Higher Education is a Top Priority in President Obama’s FY 2015 Budget
Mar 11, 2014
Last Tuesday, President Obama released a FY 2015 budget proposal that prioritizes education and reaffirms a commitment to making college affordable and improving college completion rates.
This year’s budget request builds on previous actions by the Administration to make college affordable and increase the proportion of Americans with a postsecondary credential. The budget makes key investments in existing programs and proposes new programs that would give states and institutions bigger, more defined roles in supporting access and success for low-income and moderate-income students.
The President maintains his commitment to existing programs that serve as the bedrock of student financial aid. The budget calls for an increase in the maximum Pell Grant to $5,830 for the 2015-2016 academic year and takes steps to shore up the program’s funding gap in future years by reforming the Perkins Loan program. These funds would ensure Pell grants remain available to nearly 9 million low- and moderate-income students.
Additionally, the budget calls on Congress to pass legislation that would make federal financial aid available to students without a high school diploma or equivalency who are enrolled in eligible career pathways programs. This critical provision, which CLASP strongly supports, would strengthen adult career pathway bridge programs and co-enrollment approaches that help low-income, low-skilled adults and out-of-school youth. Right now, students enrolled in these programs are not eligible to receive a single dollar of federal financial assistance (including student loans) for their college coursework.

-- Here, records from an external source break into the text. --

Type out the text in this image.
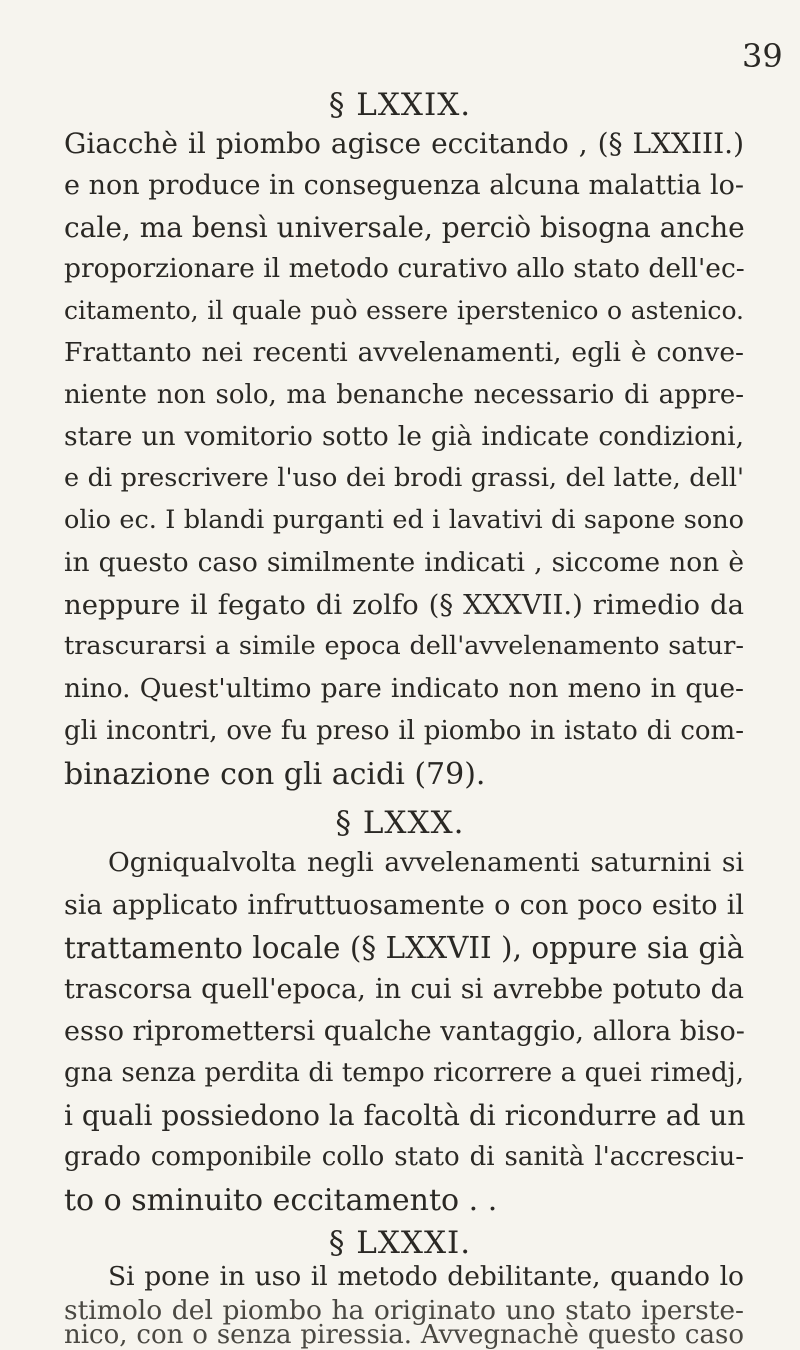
39
§ LXXIX.
Giacchè il piombo agisce eccitando , (§ LXXIII.)
e non produce in conseguenza alcuna malattia lo-
cale, ma bensì universale, perciò bisogna anche
proporzionare il metodo curativo allo stato dell'ec-
citamento, il quale può essere iperstenico o astenico.
Frattanto nei recenti avvelenamenti, egli è conve-
niente non solo, ma benanche necessario di appre-
stare un vomitorio sotto le già indicate condizioni,
e di prescrivere l'uso dei brodi grassi, del latte, dell'
olio ec. I blandi purganti ed i lavativi di sapone sono
in questo caso similmente indicati , siccome non è
neppure il fegato di zolfo (§ XXXVII.) rimedio da
trascurarsi a simile epoca dell'avvelenamento satur-
nino. Quest'ultimo pare indicato non meno in que-
gli incontri, ove fu preso il piombo in istato di com-
binazione con gli acidi (79).
§ LXXX.
Ogniqualvolta negli avvelenamenti saturnini si
sia applicato infruttuosamente o con poco esito il
trattamento locale (§ LXXVII ), oppure sia già
trascorsa quell'epoca, in cui si avrebbe potuto da
esso ripromettersi qualche vantaggio, allora biso-
gna senza perdita di tempo ricorrere a quei rimedj,
i quali possiedono la facoltà di ricondurre ad un
grado componibile collo stato di sanità l'accresciu-
to o sminuito eccitamento . .
§ LXXXI.
Si pone in uso il metodo debilitante, quando lo
stimolo del piombo ha originato uno stato iperste-
nico, con o senza piressia. Avvegnachè questo caso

The Budget also seeks to reform campus-based aid programs, such as federal work-study. The request would revise current allocation formulas, disbursing funds to institutions based on the enrollment and graduation of Pell-eligible students rather than historical funding levels. Two new investments in the President’s budget request include the College Opportunity and Graduation Bonus and the State Higher Education Performance Fund. The College Opportunity and Graduation Bonus would include $7 billion in mandatory funding over 10 years to reward colleges that successfully enroll and graduate a significant number of low- and moderate-income students “on time” (not defined in the budget request). Under this new program, annual grants would be given to eligible institutions based on their number of on-time Pell graduates multiplied by a tiered bonus amount per student ($1,000 for each Pell graduate at a four-year institution, $700 at two-year institutions, and $350 at less-than-2-year institutions).
Bonus funds would be used by institutions to improve college access and success for low-income students through such activities as awarding need-based aid, enhancing supportive services, and pursuing acceleration strategies. The State Higher Education Performance Fund proposes $4 billion in four-year competitive grants to encourage and support systemic efforts to improve college attainment and affordability, especially for low-income students. Grantees would implement performance-based policy and funding reforms that encourage degree attainment and affordability. States would be required to match their federal grants dollar for dollar, for a total investment of $8 billion over four years.

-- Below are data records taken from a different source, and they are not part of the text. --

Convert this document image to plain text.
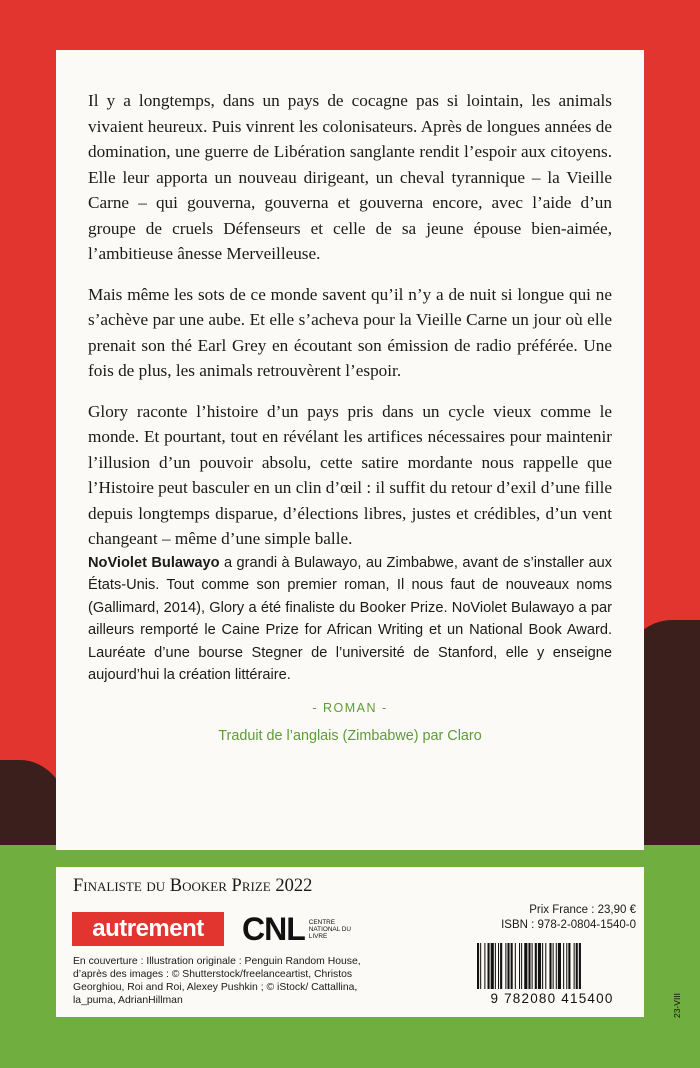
Il y a longtemps, dans un pays de cocagne pas si lointain, les animals vivaient heureux. Puis vinrent les colonisateurs. Après de longues années de domination, une guerre de Libération sanglante rendit l’espoir aux citoyens. Elle leur apporta un nouveau dirigeant, un cheval tyrannique – la Vieille Carne – qui gouverna, gouverna et gouverna encore, avec l’aide d’un groupe de cruels Défenseurs et celle de sa jeune épouse bien-aimée, l’ambitieuse ânesse Merveilleuse.

Mais même les sots de ce monde savent qu’il n’y a de nuit si longue qui ne s’achève par une aube. Et elle s’acheva pour la Vieille Carne un jour où elle prenait son thé Earl Grey en écoutant son émission de radio préférée. Une fois de plus, les animals retrouvèrent l’espoir.

Glory raconte l’histoire d’un pays pris dans un cycle vieux comme le monde. Et pourtant, tout en révélant les artifices nécessaires pour maintenir l’illusion d’un pouvoir absolu, cette satire mordante nous rappelle que l’Histoire peut basculer en un clin d’œil : il suffit du retour d’exil d’une fille depuis longtemps disparue, d’élections libres, justes et crédibles, d’un vent changeant – même d’une simple balle.

NoViolet Bulawayo a grandi à Bulawayo, au Zimbabwe, avant de s’installer aux États-Unis. Tout comme son premier roman, Il nous faut de nouveaux noms (Gallimard, 2014), Glory a été finaliste du Booker Prize. NoViolet Bulawayo a par ailleurs remporté le Caine Prize for African Writing et un National Book Award. Lauréate d’une bourse Stegner de l’université de Stanford, elle y enseigne aujourd’hui la création littéraire.

- ROMAN -
Traduit de l’anglais (Zimbabwe) par Claro
Finaliste du Booker Prize 2022
autrement	CNL CENTRE NATIONAL DU LIVRE
En couverture : Illustration originale : Penguin Random House, d’après des images : © Shutterstock/freelanceartist, Christos Georghiou, Roi and Roi, Alexey Pushkin ; © iStock/ Cattallina, la_puma, AdrianHillman
Prix France : 23,90 €
ISBN : 978-2-0804-1540-0
9 782080 415400	23-VIII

Finally, the budget requests the permanent extension of the American Opportunity Tax Credit (AOTC), which provides financial assistance to students or to taxpayers whose children are attending college (see CLASP proposal to make the AOTC work better for low- and moderate-income students). The request also ends the taxation of Pell grants.

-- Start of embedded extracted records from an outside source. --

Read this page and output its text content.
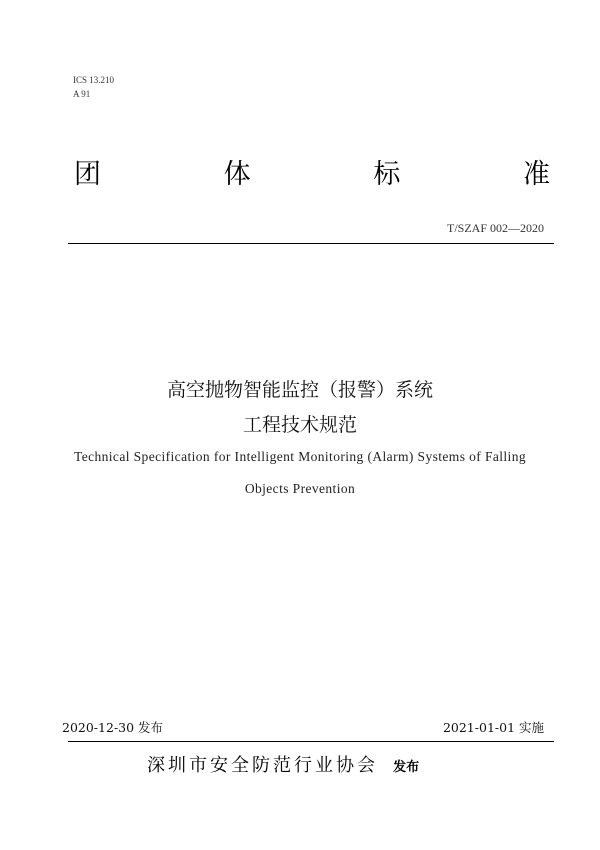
ICS 13.210
A 91
团	体	标	准
T/SZAF 002—2020
高空抛物智能监控（报警）系统
工程技术规范
Technical Specification for Intelligent Monitoring (Alarm) Systems of Falling
Objects Prevention
2020-12-30 发布	2021-01-01 实施
深圳市安全防范行业协会 发布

Overall, the budget reflects a continued commitment to low-income students and takes steps to strengthen the role of institutions and states in supporting student success. Collectively, the proposed reforms seek to increase access to college and employment opportunities by making postsecondary education more affordable and better targeting resources to institutions that demonstrate success in access, affordability, and completion. As Congress prepares its budget and higher education funding levels for the upcoming fiscal year, it should consider these reforms a strong foundation for improving college affordability and improving the skills of America’s workforce.